A significant breakthrough was achieved in the fight against cybercrime as cybersecurity firm Group-IB, in collaboration with the Royal Thai Police and Singapore Police Force, successfully apprehended a notorious hacker responsible for more than 90 major data breaches in 25 countries, with 65 of these attacks targeting the Asia-Pacific region.
This prolific cybercriminal, known by multiple aliases such as ALTDOS, DESORDEN, GHOSTR, and 0mid16B, managed to infiltrate and extract a staggering 13 terabytes of sensitive data between 2020 and 2025, affecting various industries ranging from healthcare to government entities.
The joint investigation, led by Group-IB’s Digital Crime Resistance Centers (DCRCs) in Thailand and Singapore, culminated in a raid on the hacker’s hideout in Thailand. Law enforcement authorities seized numerous electronic devices, laptops, and luxury items that were purchased using illicit funds obtained from selling stolen data on the dark web.
According to the Royal Thai Police, the arrested individual is confirmed to have been involved in cyberattacks against multinational corporations, small businesses, and government databases, with victims spread across Thailand, India, Indonesia, the UK, and the United States.
Initially operating under the alias ALTDOS in 2020, the hacker primarily targeted Thai entities by utilizing SQL injection tools such as sqlmap and exploiting vulnerabilities in Remote Desktop Protocol (RDP) servers to gain unauthorized access to networks. Unlike typical ransomware attackers, this criminal prioritized data theft over encryption, threatening victims with exposing their information through media outlets or data regulators unless a ransom was paid.
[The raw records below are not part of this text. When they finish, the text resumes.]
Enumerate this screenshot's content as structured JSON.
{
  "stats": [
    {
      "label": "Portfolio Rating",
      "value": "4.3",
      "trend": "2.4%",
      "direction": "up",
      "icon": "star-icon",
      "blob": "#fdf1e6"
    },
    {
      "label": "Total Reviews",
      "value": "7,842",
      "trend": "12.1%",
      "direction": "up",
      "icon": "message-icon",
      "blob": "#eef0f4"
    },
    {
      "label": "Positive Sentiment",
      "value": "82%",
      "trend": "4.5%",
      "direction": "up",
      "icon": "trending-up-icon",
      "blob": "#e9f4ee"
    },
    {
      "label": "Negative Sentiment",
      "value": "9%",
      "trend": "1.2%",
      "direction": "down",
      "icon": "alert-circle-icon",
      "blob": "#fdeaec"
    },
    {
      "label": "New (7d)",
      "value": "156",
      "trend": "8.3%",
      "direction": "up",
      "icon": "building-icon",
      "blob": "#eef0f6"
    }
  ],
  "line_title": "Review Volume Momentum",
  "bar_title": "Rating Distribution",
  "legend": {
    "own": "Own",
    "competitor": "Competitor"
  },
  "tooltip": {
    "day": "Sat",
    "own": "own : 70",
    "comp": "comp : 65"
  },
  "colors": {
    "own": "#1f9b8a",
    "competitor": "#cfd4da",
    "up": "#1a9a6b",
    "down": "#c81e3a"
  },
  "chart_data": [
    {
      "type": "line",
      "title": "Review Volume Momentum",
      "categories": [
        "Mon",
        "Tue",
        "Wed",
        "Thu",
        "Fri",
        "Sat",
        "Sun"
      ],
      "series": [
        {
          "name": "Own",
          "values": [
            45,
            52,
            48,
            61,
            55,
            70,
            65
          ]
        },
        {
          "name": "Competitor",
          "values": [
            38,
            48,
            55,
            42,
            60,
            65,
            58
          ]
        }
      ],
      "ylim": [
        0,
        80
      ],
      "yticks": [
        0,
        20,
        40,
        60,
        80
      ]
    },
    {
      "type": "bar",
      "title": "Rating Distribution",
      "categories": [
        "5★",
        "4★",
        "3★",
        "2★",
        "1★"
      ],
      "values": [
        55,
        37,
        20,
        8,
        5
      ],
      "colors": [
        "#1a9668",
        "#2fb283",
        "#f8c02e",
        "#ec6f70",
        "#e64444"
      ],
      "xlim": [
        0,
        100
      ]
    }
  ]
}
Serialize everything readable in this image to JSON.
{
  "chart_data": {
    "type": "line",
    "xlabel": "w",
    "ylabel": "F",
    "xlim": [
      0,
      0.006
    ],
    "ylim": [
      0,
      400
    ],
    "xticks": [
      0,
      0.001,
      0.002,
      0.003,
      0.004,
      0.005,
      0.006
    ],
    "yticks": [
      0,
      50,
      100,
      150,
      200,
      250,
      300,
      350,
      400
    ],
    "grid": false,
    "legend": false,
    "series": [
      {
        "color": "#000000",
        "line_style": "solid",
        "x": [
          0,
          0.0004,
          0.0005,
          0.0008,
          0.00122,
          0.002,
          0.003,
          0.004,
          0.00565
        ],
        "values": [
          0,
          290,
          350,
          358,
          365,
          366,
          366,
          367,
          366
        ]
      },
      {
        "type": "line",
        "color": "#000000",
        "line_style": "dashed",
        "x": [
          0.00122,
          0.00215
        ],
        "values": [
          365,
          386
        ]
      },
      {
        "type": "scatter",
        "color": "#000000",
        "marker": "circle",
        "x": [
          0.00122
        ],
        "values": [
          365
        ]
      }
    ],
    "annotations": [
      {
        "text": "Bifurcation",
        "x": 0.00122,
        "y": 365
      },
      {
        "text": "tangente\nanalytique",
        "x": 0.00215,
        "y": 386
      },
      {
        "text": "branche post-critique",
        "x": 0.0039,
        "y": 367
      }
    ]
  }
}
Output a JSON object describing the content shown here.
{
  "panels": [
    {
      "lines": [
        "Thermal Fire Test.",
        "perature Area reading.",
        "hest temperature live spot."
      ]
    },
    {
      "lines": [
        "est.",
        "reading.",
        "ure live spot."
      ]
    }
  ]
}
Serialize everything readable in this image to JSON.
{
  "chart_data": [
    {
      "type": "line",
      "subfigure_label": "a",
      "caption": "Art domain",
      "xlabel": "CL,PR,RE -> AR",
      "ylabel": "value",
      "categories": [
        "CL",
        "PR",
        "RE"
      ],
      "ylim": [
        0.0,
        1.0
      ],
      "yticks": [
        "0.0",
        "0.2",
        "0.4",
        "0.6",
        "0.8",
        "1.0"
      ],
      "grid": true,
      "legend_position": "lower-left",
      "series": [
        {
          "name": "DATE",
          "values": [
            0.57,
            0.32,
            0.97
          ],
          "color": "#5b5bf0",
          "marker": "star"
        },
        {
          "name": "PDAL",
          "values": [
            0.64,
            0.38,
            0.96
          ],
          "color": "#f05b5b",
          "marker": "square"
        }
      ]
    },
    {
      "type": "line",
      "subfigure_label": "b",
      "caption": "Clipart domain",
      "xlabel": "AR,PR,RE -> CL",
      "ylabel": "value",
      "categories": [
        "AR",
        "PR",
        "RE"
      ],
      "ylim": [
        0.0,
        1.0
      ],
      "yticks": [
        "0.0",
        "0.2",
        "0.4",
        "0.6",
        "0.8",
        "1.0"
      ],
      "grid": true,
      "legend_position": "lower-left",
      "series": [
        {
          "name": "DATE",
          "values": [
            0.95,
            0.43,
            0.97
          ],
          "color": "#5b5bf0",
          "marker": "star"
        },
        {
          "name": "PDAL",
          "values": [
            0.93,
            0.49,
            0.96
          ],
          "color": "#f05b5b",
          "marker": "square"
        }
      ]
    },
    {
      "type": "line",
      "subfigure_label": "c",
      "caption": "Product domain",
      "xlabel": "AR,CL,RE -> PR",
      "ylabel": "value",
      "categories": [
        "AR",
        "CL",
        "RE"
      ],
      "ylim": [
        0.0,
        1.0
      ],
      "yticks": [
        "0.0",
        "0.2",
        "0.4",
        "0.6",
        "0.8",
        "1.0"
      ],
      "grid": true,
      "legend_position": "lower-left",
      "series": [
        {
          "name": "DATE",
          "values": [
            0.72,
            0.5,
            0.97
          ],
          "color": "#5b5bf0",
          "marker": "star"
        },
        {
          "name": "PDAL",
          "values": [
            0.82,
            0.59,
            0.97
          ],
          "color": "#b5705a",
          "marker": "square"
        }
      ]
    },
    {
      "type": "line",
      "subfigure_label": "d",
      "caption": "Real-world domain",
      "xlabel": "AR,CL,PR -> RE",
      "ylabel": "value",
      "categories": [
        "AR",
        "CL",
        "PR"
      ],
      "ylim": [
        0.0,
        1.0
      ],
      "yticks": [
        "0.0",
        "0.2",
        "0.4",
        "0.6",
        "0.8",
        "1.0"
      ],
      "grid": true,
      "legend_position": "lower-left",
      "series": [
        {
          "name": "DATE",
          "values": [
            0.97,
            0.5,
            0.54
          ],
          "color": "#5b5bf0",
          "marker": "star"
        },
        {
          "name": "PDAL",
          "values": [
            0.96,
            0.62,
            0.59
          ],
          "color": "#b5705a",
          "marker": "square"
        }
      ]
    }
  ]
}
As the hacker evolved and rebranded as DESORDEN in 2023, the scope of the attacks expanded to include healthcare providers and financial institutions across the Asia-Pacific region. Analysts observed a shift towards using CobaltStrike beacon deployments for persistent access within networks, resulting in the theft of 9.5 million patient records from a regional hospital chain.
Under the aliases GHOSTR and 0mid16B in 2024, the cybercriminal escalated his attacks on Western entities, including a UK logistics firm and a Canadian insurance provider. To avoid detection, the hacker frequently changed personas, communication channels, and data-sharing platforms. However, Group-IB’s AI-driven dark web monitoring was able to link the various aliases by detecting linguistic patterns, posting formats, and victim geography.
The hacker’s malicious activities compromised sensitive data of more than 40 million individuals, including national ID numbers, medical histories, and financial records. One particular breach resulted in a Middle Eastern government agency losing 2.7 terabytes of citizen data, leading to concerns about identity theft on a national scale.
Legal experts anticipate severe penalties under Thailand’s Computer Crimes Act and Singapore’s Cybersecurity Act, which could result in up to 20 years of imprisonment for aggravated cybercrimes. This case highlights the importance of collaborative efforts between law enforcement agencies and private cybersecurity firms in combating cyber threats.
The arrest of this prolific hacker serves as a stark reminder of the ever-present digital vulnerabilities that organizations and individuals face in today’s interconnected world. Authorities emphasize the need for organizations to patch vulnerabilities, monitor third-party access, and implement robust threat-hunting mechanisms to mitigate cyber risks effectively.
Moving forward, INTERPOL intends to utilize the insights gained from this operation to enhance global dark web surveillance protocols and prevent similar large-scale cyber campaigns. The takedown of this cybercriminal not only delivers a semblance of justice to the victims but also underscores the ongoing battle against cyber threats in the digital landscape.